Dalam pertemuan tersebut, pemimpin Vietnam To Lam dan Presiden Korea Selatan Lee Jae Myung menyaksikan penandatanganan 12 dokumen kerja sama non-mengikat yang mencakup sektor energi, teknologi, dan keamanan. Salah satu poin utama adalah studi pengembangan pembangkit listrik tenaga nuklir, termasuk skema pembiayaannya.

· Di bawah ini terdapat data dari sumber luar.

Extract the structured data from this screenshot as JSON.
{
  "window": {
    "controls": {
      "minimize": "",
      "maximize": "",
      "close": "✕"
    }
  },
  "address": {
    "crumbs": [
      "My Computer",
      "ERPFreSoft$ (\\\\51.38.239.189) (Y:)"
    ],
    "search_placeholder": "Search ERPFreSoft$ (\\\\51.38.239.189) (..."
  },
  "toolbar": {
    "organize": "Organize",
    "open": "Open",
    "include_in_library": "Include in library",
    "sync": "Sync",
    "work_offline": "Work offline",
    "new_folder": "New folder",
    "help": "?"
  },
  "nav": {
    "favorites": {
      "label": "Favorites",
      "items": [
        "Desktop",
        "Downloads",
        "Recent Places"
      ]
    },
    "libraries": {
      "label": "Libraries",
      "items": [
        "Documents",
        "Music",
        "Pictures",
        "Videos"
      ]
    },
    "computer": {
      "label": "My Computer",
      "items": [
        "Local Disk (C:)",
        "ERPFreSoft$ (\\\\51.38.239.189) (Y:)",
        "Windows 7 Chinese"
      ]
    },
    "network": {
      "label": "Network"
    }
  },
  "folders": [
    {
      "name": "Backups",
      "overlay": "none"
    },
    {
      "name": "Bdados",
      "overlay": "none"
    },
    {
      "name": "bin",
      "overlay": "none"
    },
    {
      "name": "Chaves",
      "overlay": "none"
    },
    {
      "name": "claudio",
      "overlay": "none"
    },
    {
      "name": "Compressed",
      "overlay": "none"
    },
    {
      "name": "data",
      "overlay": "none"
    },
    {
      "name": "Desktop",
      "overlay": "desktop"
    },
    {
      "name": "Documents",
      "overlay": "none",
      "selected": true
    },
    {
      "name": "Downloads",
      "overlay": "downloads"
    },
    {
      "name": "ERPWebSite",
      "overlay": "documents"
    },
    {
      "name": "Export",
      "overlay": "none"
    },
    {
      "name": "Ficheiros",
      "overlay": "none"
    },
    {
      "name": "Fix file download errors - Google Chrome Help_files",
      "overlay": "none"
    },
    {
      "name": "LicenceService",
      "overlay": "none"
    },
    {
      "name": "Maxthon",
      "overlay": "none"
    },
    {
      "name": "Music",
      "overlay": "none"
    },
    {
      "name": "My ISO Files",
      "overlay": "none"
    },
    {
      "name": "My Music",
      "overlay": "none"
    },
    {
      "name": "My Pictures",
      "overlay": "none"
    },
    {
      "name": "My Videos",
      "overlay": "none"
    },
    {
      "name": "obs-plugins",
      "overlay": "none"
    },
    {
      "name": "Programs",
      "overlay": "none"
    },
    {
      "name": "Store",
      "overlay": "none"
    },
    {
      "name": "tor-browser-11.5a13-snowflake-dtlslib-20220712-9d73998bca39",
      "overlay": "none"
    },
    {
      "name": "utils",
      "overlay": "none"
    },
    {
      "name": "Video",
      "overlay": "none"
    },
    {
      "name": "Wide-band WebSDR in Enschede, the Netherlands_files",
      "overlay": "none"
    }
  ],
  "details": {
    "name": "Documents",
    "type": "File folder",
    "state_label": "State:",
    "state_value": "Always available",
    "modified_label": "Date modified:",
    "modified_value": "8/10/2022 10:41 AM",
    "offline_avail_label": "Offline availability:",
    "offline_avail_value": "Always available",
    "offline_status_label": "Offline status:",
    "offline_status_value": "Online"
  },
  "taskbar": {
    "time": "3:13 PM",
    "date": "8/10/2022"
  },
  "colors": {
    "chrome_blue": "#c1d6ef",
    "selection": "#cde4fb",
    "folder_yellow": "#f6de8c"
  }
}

Vietnam saat ini tengah mencari mitra untuk membangun pembangkit listrik tenaga nuklir dengan kapasitas antara 2 hingga 3,2 gigawatt yang ditargetkan beroperasi pada 2035. Kebutuhan ini muncul seiring pesatnya pertumbuhan ekonomi dan industri, yang membuat permintaan listrik meningkat signifikan dalam beberapa tahun terakhir.

Di sisi lain, Korea Selatan merupakan salah satu investor terbesar di Vietnam, dengan berbagai perusahaan multinasional yang telah menanamkan modal besar di sektor manufaktur. Perusahaan seperti Samsung bahkan telah menjadi investor asing terbesar di Vietnam, terutama dalam produksi perangkat elektronik.

Selain energi, kerja sama juga difokuskan pada penguatan rantai pasok dan peningkatan kapasitas industri teknologi tinggi. Vietnam berupaya mendorong perusahaannya untuk terlibat dalam jaringan produksi global Korea Selatan, sekaligus memperkuat kemandirian ekonomi nasional di tengah tekanan geopolitik dan perubahan kebijakan perdagangan global.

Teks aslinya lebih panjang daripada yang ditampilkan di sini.